Pursuant to the settlement with Bristol, we must remit 15% of royalty revenue received through the expiration of the settlement agreement in December 2013 to the University of Michigan. For the three-month periods ended June 30, 2013 and 2012, the cost of royalty revenue was approximately $643,000 and $537,000, respectively. This increase is directly related to the increase in Bristol royalty revenue noted above.

Research and development expenses were approximately $2,306,000 and $2,906,000 for the three-month periods ended June 30, 2013 and 2012, respectively, a decrease of $600,000 or 21%. This decrease is primarily attributed to a reduction in therapeutics related research and development expenses partially offset by an increase in bioprocessing research and development expense. For the three-month period ended June 30, 2013, approximately $1,200,000 of our total research and development expenses was incurred on bioprocessing research and development activities.

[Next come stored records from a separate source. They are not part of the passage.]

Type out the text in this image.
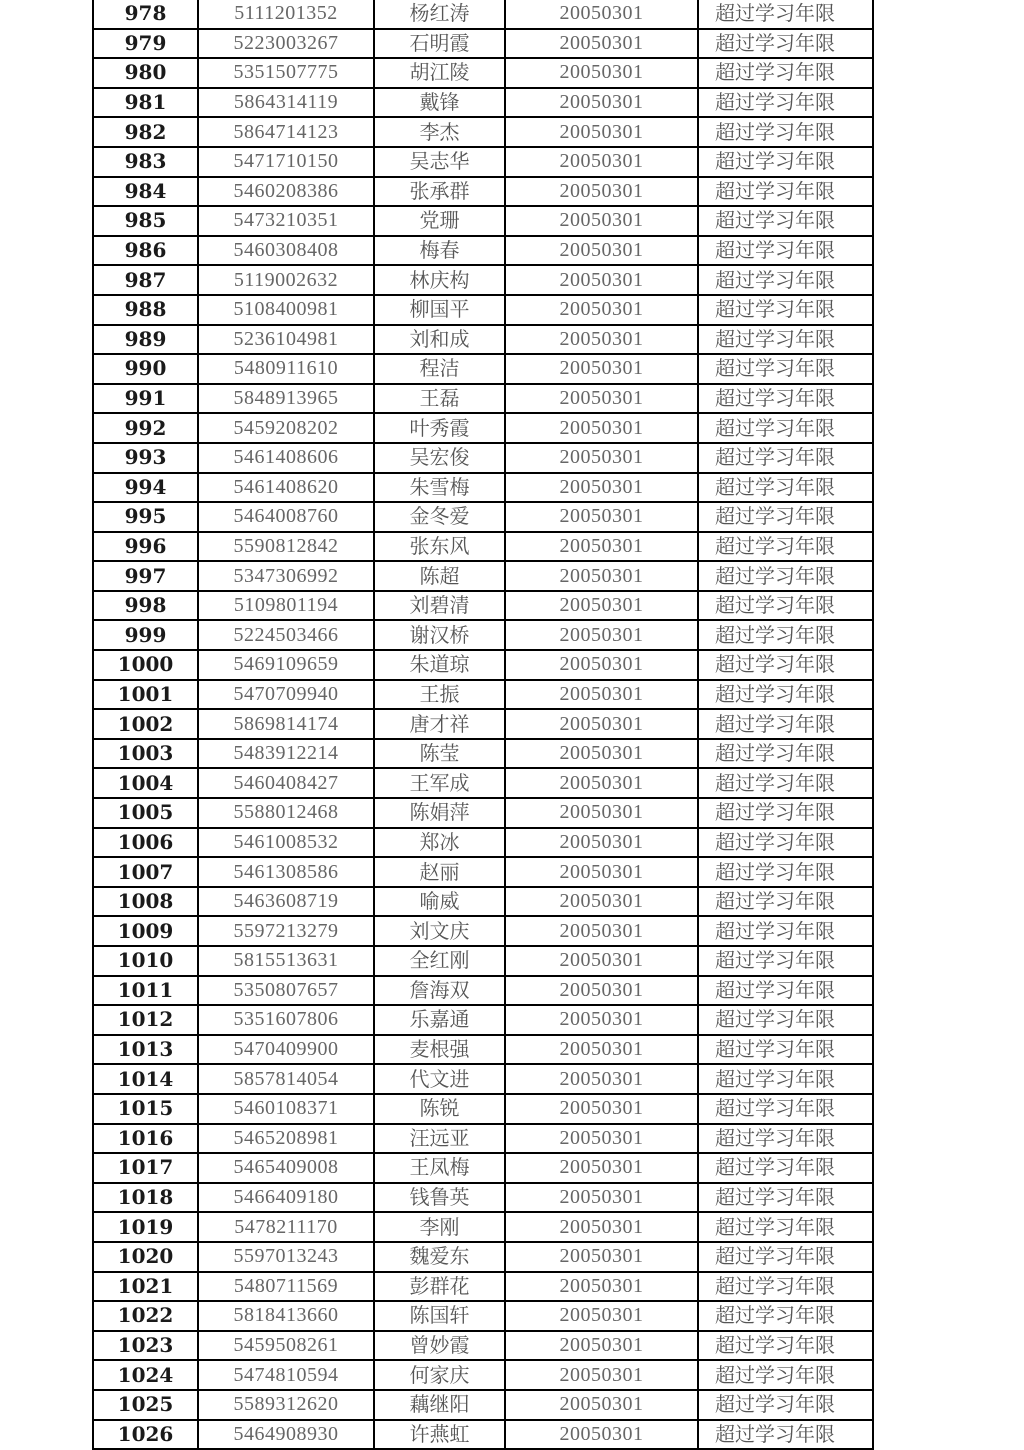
978	5111201352	杨红涛	20050301	超过学习年限
979	5223003267	石明霞	20050301	超过学习年限
980	5351507775	胡江陵	20050301	超过学习年限
981	5864314119	戴锋	20050301	超过学习年限
982	5864714123	李杰	20050301	超过学习年限
983	5471710150	吴志华	20050301	超过学习年限
984	5460208386	张承群	20050301	超过学习年限
985	5473210351	党珊	20050301	超过学习年限
986	5460308408	梅春	20050301	超过学习年限
987	5119002632	林庆构	20050301	超过学习年限
988	5108400981	柳国平	20050301	超过学习年限
989	5236104981	刘和成	20050301	超过学习年限
990	5480911610	程洁	20050301	超过学习年限
991	5848913965	王磊	20050301	超过学习年限
992	5459208202	叶秀霞	20050301	超过学习年限
993	5461408606	吴宏俊	20050301	超过学习年限
994	5461408620	朱雪梅	20050301	超过学习年限
995	5464008760	金冬爱	20050301	超过学习年限
996	5590812842	张东风	20050301	超过学习年限
997	5347306992	陈超	20050301	超过学习年限
998	5109801194	刘碧清	20050301	超过学习年限
999	5224503466	谢汉桥	20050301	超过学习年限
1000	5469109659	朱道琼	20050301	超过学习年限
1001	5470709940	王振	20050301	超过学习年限
1002	5869814174	唐才祥	20050301	超过学习年限
1003	5483912214	陈莹	20050301	超过学习年限
1004	5460408427	王军成	20050301	超过学习年限
1005	5588012468	陈娟萍	20050301	超过学习年限
1006	5461008532	郑冰	20050301	超过学习年限
1007	5461308586	赵丽	20050301	超过学习年限
1008	5463608719	喻威	20050301	超过学习年限
1009	5597213279	刘文庆	20050301	超过学习年限
1010	5815513631	全红刚	20050301	超过学习年限
1011	5350807657	詹海双	20050301	超过学习年限
1012	5351607806	乐嘉通	20050301	超过学习年限
1013	5470409900	麦根强	20050301	超过学习年限
1014	5857814054	代文进	20050301	超过学习年限
1015	5460108371	陈锐	20050301	超过学习年限
1016	5465208981	汪远亚	20050301	超过学习年限
1017	5465409008	王凤梅	20050301	超过学习年限
1018	5466409180	钱鲁英	20050301	超过学习年限
1019	5478211170	李刚	20050301	超过学习年限
1020	5597013243	魏爱东	20050301	超过学习年限
1021	5480711569	彭群花	20050301	超过学习年限
1022	5818413660	陈国轩	20050301	超过学习年限
1023	5459508261	曾妙霞	20050301	超过学习年限
1024	5474810594	何家庆	20050301	超过学习年限
1025	5589312620	藕继阳	20050301	超过学习年限
1026	5464908930	许燕虹	20050301	超过学习年限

Significant fluctuations in research and development expenses may occur from period to period depending on the nature, timing, and extent of development activities over any given period of time. Many resources including personnel, supplies and equipment are shared by all of the development programs. As a result, and due to the significant risks and uncertainties in drug development, we are not able to provide cumulative spending to date or predict total development costs for any particular program. In August 2012, we announced a strategic focus on our Bioprocessing business and a simultaneous effort to find partners, out-licensing opportunities or other funding arrangements with external parties to reduce or eliminate the net expenditures on research and development activities for our therapeutic programs. For each of the remaining quarters in 2013, we expect total research and development expenses to be lower than the quarter ended June 30, 2013. We expect that any research and development activities that we undertake in the future with respect to our therapeutic drug candidates will be limited to those which could support the transition of development and commercialization activities for these programs to potential collaborators. We intend to focus the majority of our future research and development efforts on developing new bioprocessing products.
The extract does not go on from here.